A Big Brothers Big Sisters chapter in West Virginia will suspend mentoring services for underprivileged children after donors pulled funding earlier this month in response to an LGBTQ-awareness training program.

Sara McDowell is executive director of Big Brothers Big Sisters of South Central West Virginia. The Charleston Gazette-Mail quotes her as saying the organization won’t recruit or match volunteer Big Sisters and Big Brothers in Raleigh County or fill two vacancies until it has adequate funding.

Organizers said the program lost $80,000 in local grants after donors learned the agency accepted a $20,000 national grant to provide resources and training to promote inclusiveness of LGBTQ volunteers and youth. McDowell says the agency has since raised more than $30,000.

The program currently serves 34 children from ages 6 to 11.

Original Post:

Big Brothers Big Sisters of South Central West Virginia is facing backlash after it accepted a training grant to better serve gay and transgender children.

Big Brothers Big Sisters of South Central West Virginia received a $20,000 grant in September to increase staff knowledge of gay and transgender issues and develop local partnerships to help LGBTQ children.

After receiving that grant, a representative from three foundations – not disclosed – discontinued funding, and, as a result, Big Brothers Big Sisters of South Central West Virginia is facing the loss of several programs.

Executive Director Sara McDowell says the funding was pulled as a direct result of accepting the grant.
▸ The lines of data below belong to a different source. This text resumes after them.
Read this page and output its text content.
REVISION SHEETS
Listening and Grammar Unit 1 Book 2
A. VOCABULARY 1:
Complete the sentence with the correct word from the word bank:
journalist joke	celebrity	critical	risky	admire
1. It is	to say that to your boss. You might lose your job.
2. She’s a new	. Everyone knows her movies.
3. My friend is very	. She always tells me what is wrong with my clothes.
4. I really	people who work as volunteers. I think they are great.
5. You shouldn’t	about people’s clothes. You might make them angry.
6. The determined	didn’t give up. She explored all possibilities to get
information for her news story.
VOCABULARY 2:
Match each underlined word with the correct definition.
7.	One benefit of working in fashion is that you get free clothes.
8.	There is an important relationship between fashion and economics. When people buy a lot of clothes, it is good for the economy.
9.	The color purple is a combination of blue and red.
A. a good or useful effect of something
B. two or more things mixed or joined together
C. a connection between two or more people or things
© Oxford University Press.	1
She says the result could be devastating.

“That’s a lot of kids whose only consistent thing in their lives is inconsistency,” McDowell said, “and they have a lot of people come and go in their lives, and so this would be one more kind of let down that they face every day.”

McDowell says if she can’t replace the funding by the end of the month, she will have to suspend services in Raleigh County, where the Beckley office is located.

Big Brothers Big Sisters of South Central West Virginia began 25 years ago.

It serves Jackson, Kanawha, Putnam, Boone, Logan, Mingo, McDowell, Wyoming, Fayette, Mercer, Clay, Summers, Raleigh, and Nicholas Counties.

*Editor’s Note: This story originally stated Big Brothers Big Sisters of South Central West Virginia would lose funding in eleven of the 14 counties it serves, however, it was later clarified by Executive Director Sara McDowell the group only receives funding in 3 counties, but does serve 14.